Wednesday, 16 October 2013

REPRESENTATION


REPRESENTATION ISSUES TO CONSIDER

•As you develop your research and ideas you will need to consider the representations exist within existing products and the representations that you will construct in your own products:

Representation in the media is concerned with how individual and groups of people, events and ideas are presented to audiences. What we see, hear and read in the media is a re-presentation of a subject it is not a real version of events it is constructed. Even a live broadcast is a representation, because you only see what is filmed by the camera operator. As a media studies student, it is important that you are able to identify and understand these representations in the products and texts that you analyse and that you construct.

•You must show evidence of considering these representations in your own work and using them to construct your products and texts if you are to reach the higher grades.
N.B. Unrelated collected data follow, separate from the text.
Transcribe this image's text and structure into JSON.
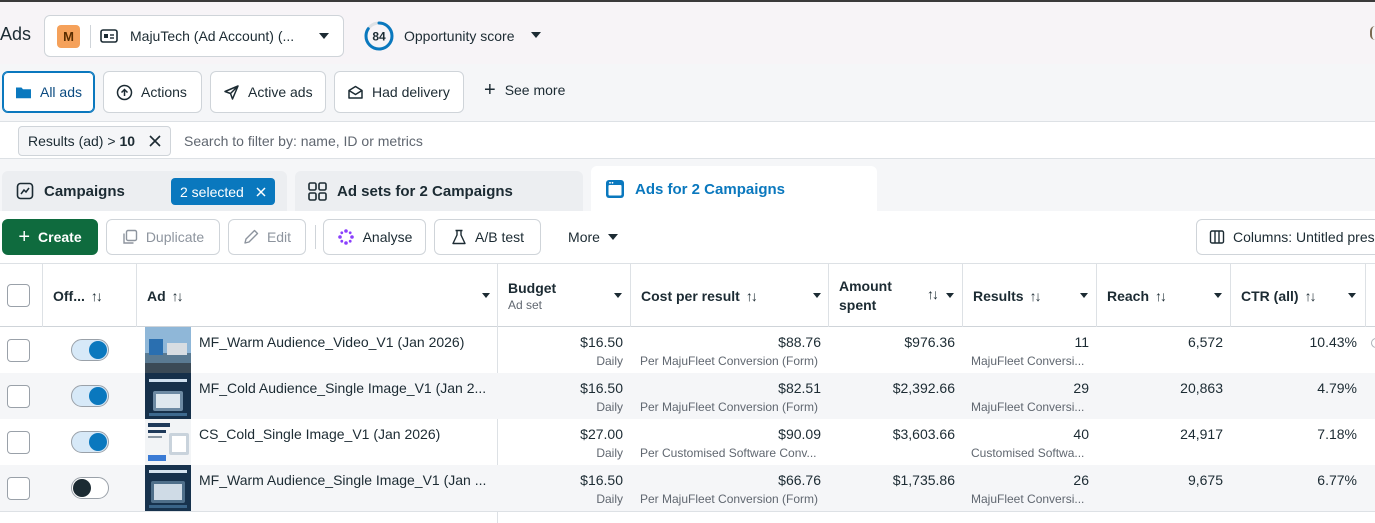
{
  "app": {
    "title": "Ads"
  },
  "account": {
    "avatar": "M",
    "name": "MajuTech (Ad Account) (..."
  },
  "opportunity": {
    "score": "84",
    "score_fraction": 0.84,
    "label": "Opportunity score"
  },
  "filters": {
    "chips": [
      {
        "label": "All ads",
        "icon": "folder-icon"
      },
      {
        "label": "Actions",
        "icon": "upload-circle-icon"
      },
      {
        "label": "Active ads",
        "icon": "send-icon"
      },
      {
        "label": "Had delivery",
        "icon": "envelope-icon"
      }
    ],
    "see_more": "See more"
  },
  "search": {
    "pill_label": "Results (ad) > ",
    "pill_value": "10",
    "placeholder": "Search to filter by: name, ID or metrics"
  },
  "level_tabs": {
    "campaigns": "Campaigns",
    "selected_badge": "2 selected",
    "adsets": "Ad sets for 2 Campaigns",
    "ads": "Ads for 2 Campaigns"
  },
  "toolbar": {
    "create": "Create",
    "duplicate": "Duplicate",
    "edit": "Edit",
    "analyse": "Analyse",
    "ab_test": "A/B test",
    "more": "More",
    "columns": "Columns: Untitled pres"
  },
  "table": {
    "headers": {
      "off": "Off...",
      "ad": "Ad",
      "budget": "Budget",
      "budget_sub": "Ad set",
      "cost": "Cost per result",
      "amount_line1": "Amount",
      "amount_line2": "spent",
      "results": "Results",
      "reach": "Reach",
      "ctr": "CTR (all)"
    },
    "rows": [
      {
        "on": true,
        "name": "MF_Warm Audience_Video_V1 (Jan 2026)",
        "budget": "$16.50",
        "budget_sub": "Daily",
        "cost": "$88.76",
        "cost_sub": "Per MajuFleet Conversion (Form)",
        "spent": "$976.36",
        "results": "11",
        "results_sub": "MajuFleet Conversi...",
        "reach": "6,572",
        "ctr": "10.43%"
      },
      {
        "on": true,
        "name": "MF_Cold Audience_Single Image_V1 (Jan 2...",
        "budget": "$16.50",
        "budget_sub": "Daily",
        "cost": "$82.51",
        "cost_sub": "Per MajuFleet Conversion (Form)",
        "spent": "$2,392.66",
        "results": "29",
        "results_sub": "MajuFleet Conversi...",
        "reach": "20,863",
        "ctr": "4.79%"
      },
      {
        "on": true,
        "name": "CS_Cold_Single Image_V1 (Jan 2026)",
        "budget": "$27.00",
        "budget_sub": "Daily",
        "cost": "$90.09",
        "cost_sub": "Per Customised Software Conv...",
        "spent": "$3,603.66",
        "results": "40",
        "results_sub": "Customised Softwa...",
        "reach": "24,917",
        "ctr": "7.18%"
      },
      {
        "on": false,
        "name": "MF_Warm Audience_Single Image_V1 (Jan ...",
        "budget": "$16.50",
        "budget_sub": "Daily",
        "cost": "$66.76",
        "cost_sub": "Per MajuFleet Conversion (Form)",
        "spent": "$1,735.86",
        "results": "26",
        "results_sub": "MajuFleet Conversi...",
        "reach": "9,675",
        "ctr": "6.77%"
      }
    ]
  },
  "colors": {
    "accent": "#0a78be",
    "primary_button": "#0f6b3e"
  }
}
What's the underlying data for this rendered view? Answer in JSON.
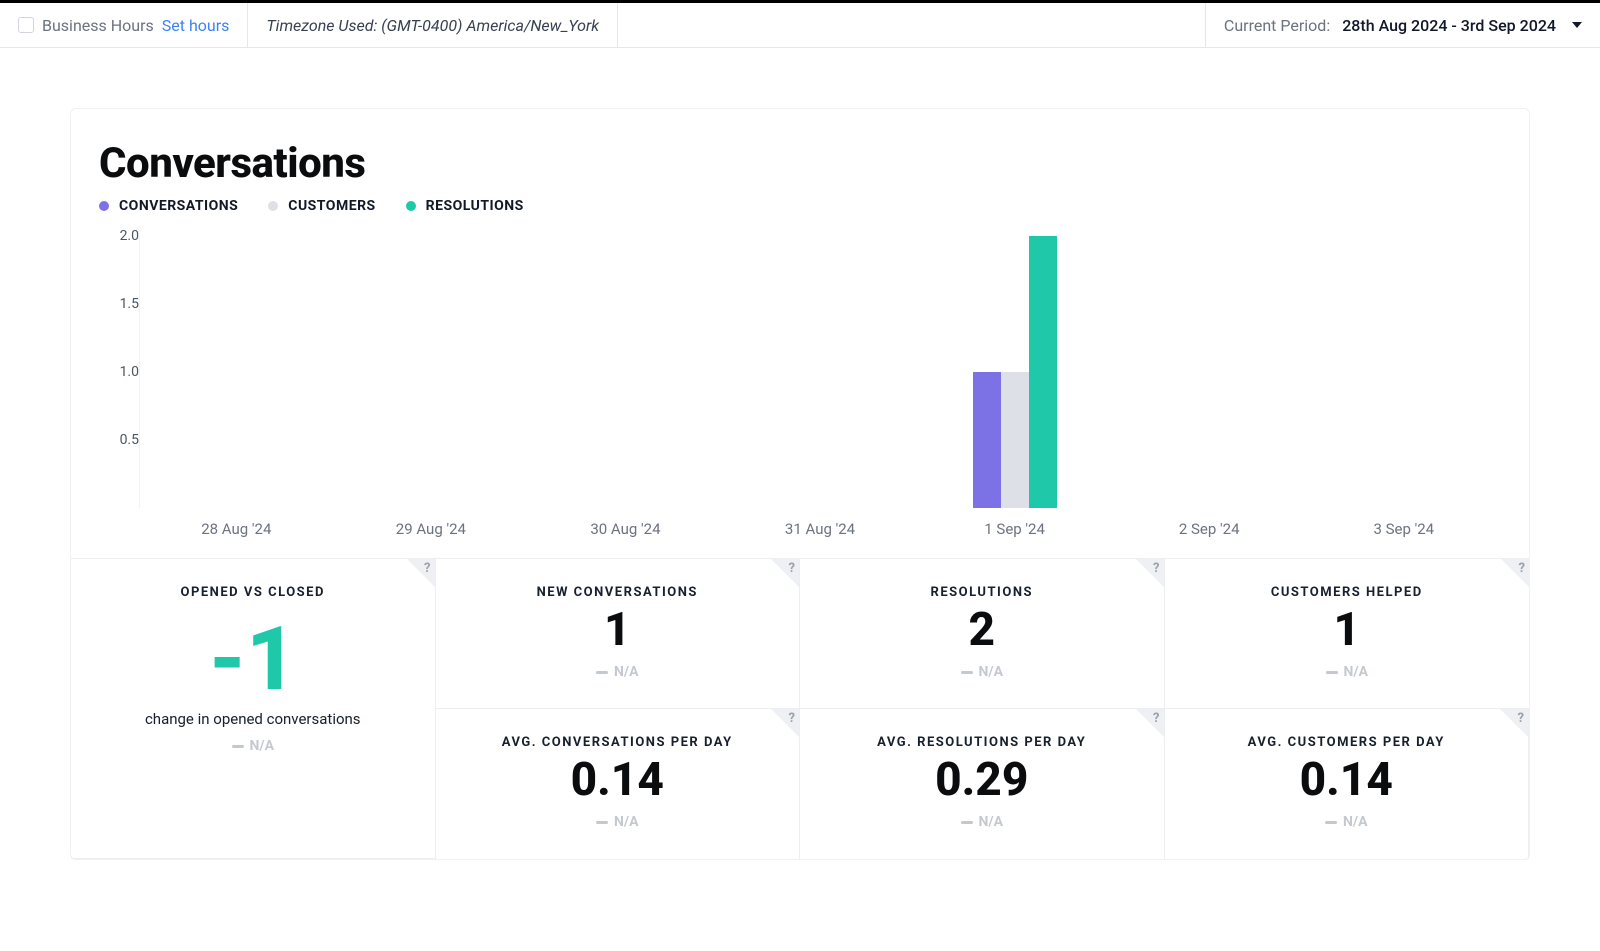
{
  "topbar": {
    "business_hours_label": "Business Hours",
    "set_hours_link": "Set hours",
    "timezone": "Timezone Used: (GMT-0400) America/New_York",
    "current_period_label": "Current Period:",
    "current_period_value": "28th Aug 2024 - 3rd Sep 2024"
  },
  "page": {
    "title": "Conversations"
  },
  "legend": [
    {
      "label": "CONVERSATIONS",
      "color": "#7c72e6"
    },
    {
      "label": "CUSTOMERS",
      "color": "#dde0e6"
    },
    {
      "label": "RESOLUTIONS",
      "color": "#1fc8a8"
    }
  ],
  "chart_data": {
    "type": "bar",
    "categories": [
      "28 Aug '24",
      "29 Aug '24",
      "30 Aug '24",
      "31 Aug '24",
      "1 Sep '24",
      "2 Sep '24",
      "3 Sep '24"
    ],
    "series": [
      {
        "name": "CONVERSATIONS",
        "color": "#7c72e6",
        "values": [
          0,
          0,
          0,
          0,
          1,
          0,
          0
        ]
      },
      {
        "name": "CUSTOMERS",
        "color": "#dde0e6",
        "values": [
          0,
          0,
          0,
          0,
          1,
          0,
          0
        ]
      },
      {
        "name": "RESOLUTIONS",
        "color": "#1fc8a8",
        "values": [
          0,
          0,
          0,
          0,
          2,
          0,
          0
        ]
      }
    ],
    "ylim": [
      0,
      2
    ],
    "yticks": [
      2.0,
      1.5,
      1.0,
      0.5
    ],
    "xlabel": "",
    "ylabel": "",
    "title": "Conversations"
  },
  "kpis": {
    "opened_vs_closed": {
      "label": "OPENED VS CLOSED",
      "value": "-1",
      "sub": "change in opened conversations",
      "na": "N/A"
    },
    "new_conversations": {
      "label": "NEW CONVERSATIONS",
      "value": "1",
      "na": "N/A"
    },
    "resolutions": {
      "label": "RESOLUTIONS",
      "value": "2",
      "na": "N/A"
    },
    "customers_helped": {
      "label": "CUSTOMERS HELPED",
      "value": "1",
      "na": "N/A"
    },
    "avg_conv_per_day": {
      "label": "AVG. CONVERSATIONS PER DAY",
      "value": "0.14",
      "na": "N/A"
    },
    "avg_res_per_day": {
      "label": "AVG. RESOLUTIONS PER DAY",
      "value": "0.29",
      "na": "N/A"
    },
    "avg_cust_per_day": {
      "label": "AVG. CUSTOMERS PER DAY",
      "value": "0.14",
      "na": "N/A"
    }
  },
  "colors": {
    "accent_green": "#1fc8a8",
    "accent_purple": "#7c72e6",
    "muted_grey": "#dde0e6"
  }
}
Questions you must ask yourself about your own ideas    

•How have different genders been represented?
•How have different age groups been represented?
•How have different races or religions been represented?
•Have any other groups been represented? If so, why?
•Have any other groups been deliberately unrepresented? If so, why?
•How accurate is the representation? Is it positive or negative? Is it sympathetic or unsympathetic?  How is it intended to make the audience feel? Why?
•Can the representation be interpreted in different ways?  Explain how.
•How is the representation constructed and why?
•What effect does the representation have on the intended audience?
•You should consider the representation of men and women.
•You should consider the representation of good versus evil or of other binary oppositions at play in your narrative.
•How is the representation of ideologies portrayed?